Let’s Assume

First off, I need everyone to know that my father worked many, many years for the IRS. He took public transportation to downtown Chicago every day, rain or shine, winter or summer, and I do not recall him ever missing a day of work. I am not anti-IRS, but rather I am pro-reality.

With that as a prelude, let’s assume that I am hired as one of the newly hired 87,000 IRS agents with the largesse provided by the $80 billion allocated to the IRS in the “Inflation Reduction Act.” (I am assuming that you are familiar with the “Inflation Reduction Act” passed by Congressional Democrats that will not actually reduce inflation.)
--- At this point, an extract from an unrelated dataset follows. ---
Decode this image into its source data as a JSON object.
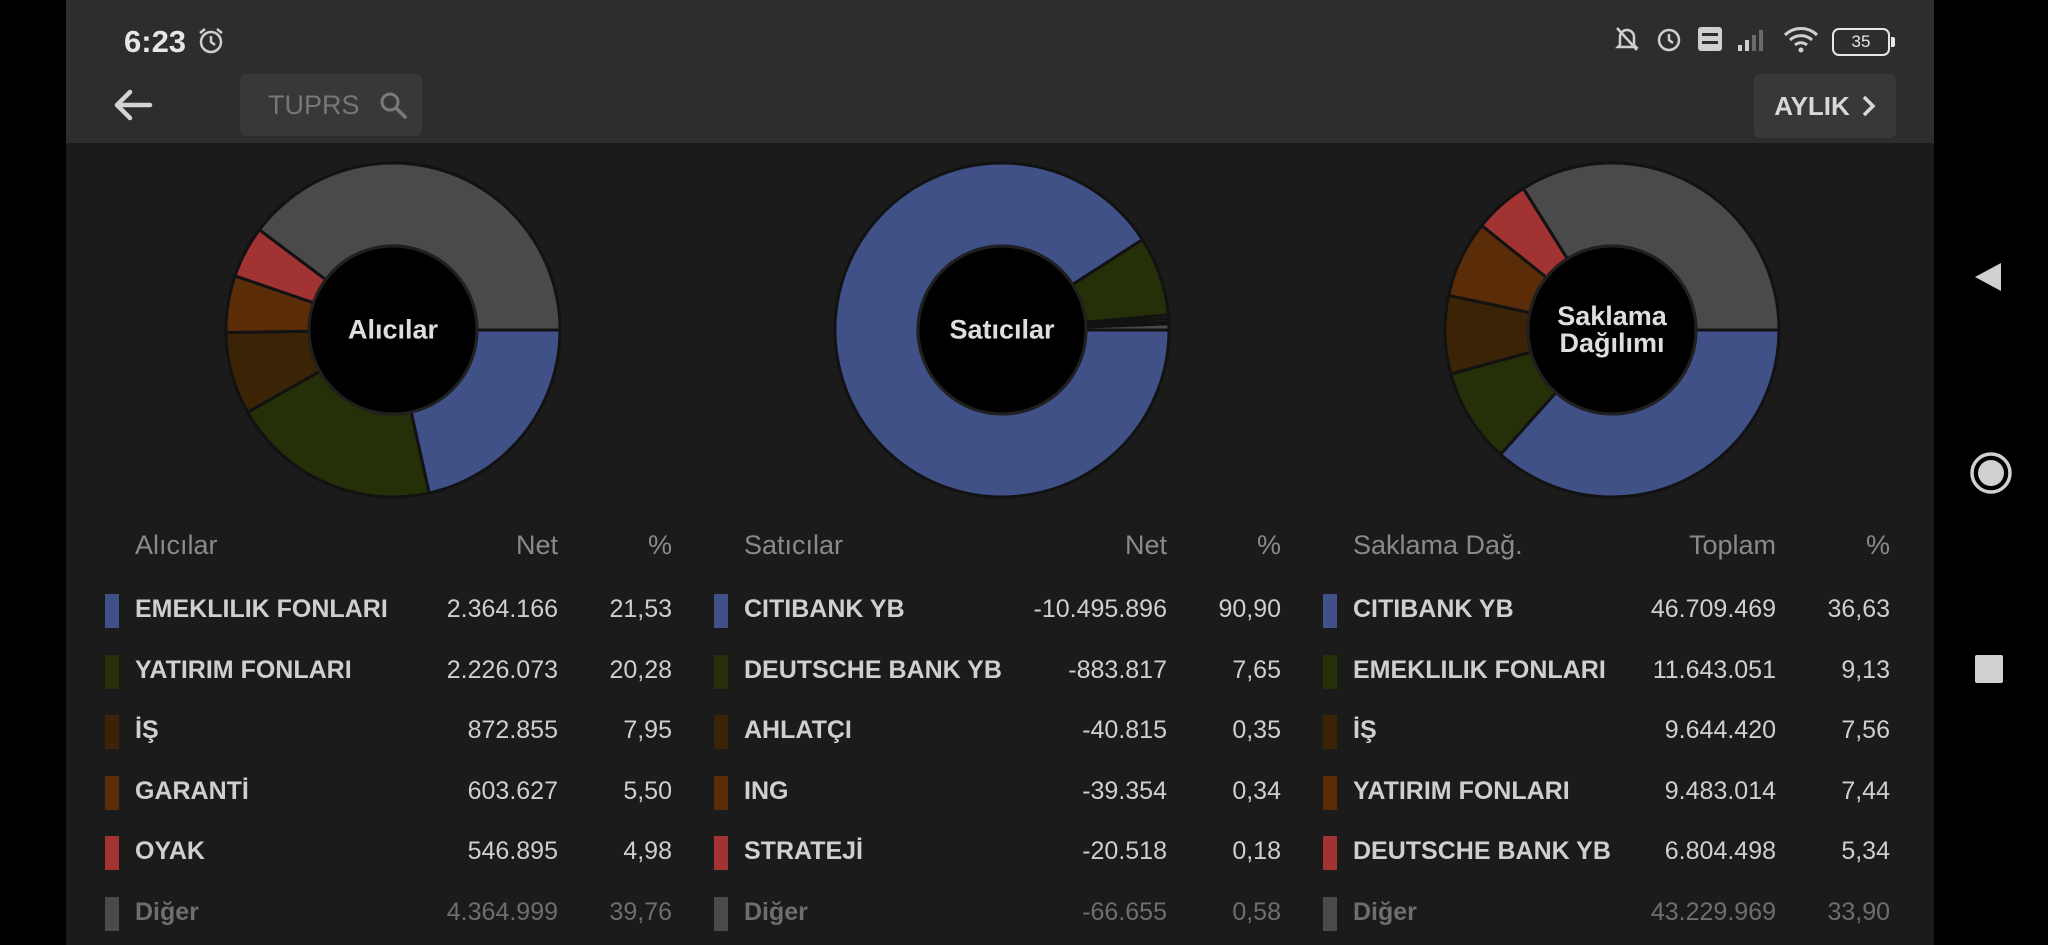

Anyway, let’s assume that the all knowing IRS puts me in an office, and giving the IRS the benefit of the doubt, my initial job description involves “answering phones” and “providing much needed information to bewildered taxpayers.” Now as we all are well aware probably 90% of telephone calls to the IRS come during the months of March and early April when Joe-taxpayer is struggling with trying to get his 1040 filled out. Granted I will probably be very busy during that time frame, but once April has come and gone, the high liklihood is that there will not be many phone calls or consumer questions to answer. Let’s assume that I will then attempt to look busy, and while  this may work for a while, the IRS is not going to pay me for basically doing nothing. Let’s then assume that my boss says something like, “Get to work! Find something to do! Make yourself useful! The government is not going to continue to pay you to just sit and wait for the phone to ring.” I know that he is right, and so what do I do? … very simply, I then begin to make myself useful by going over (PC words for ‘auditing’) some Joe-taxpayer returns. Since those on the upper floors are going over (auditing) the returns of the high income clients, let’s assume that by necessity I then am relegated to be a “bottom feeder” – auditing small businesses and those making less than $400,000 per year. I may not be thrilled about auditing these folks, as this is not what was sold to the public or to me … but a job is a job, and the IRS has good benefits, vacation, etc. Furthermore, if I am able to identify and corral some of these “bottom feeders,” I assume that some day I will move up to one of the upper floors.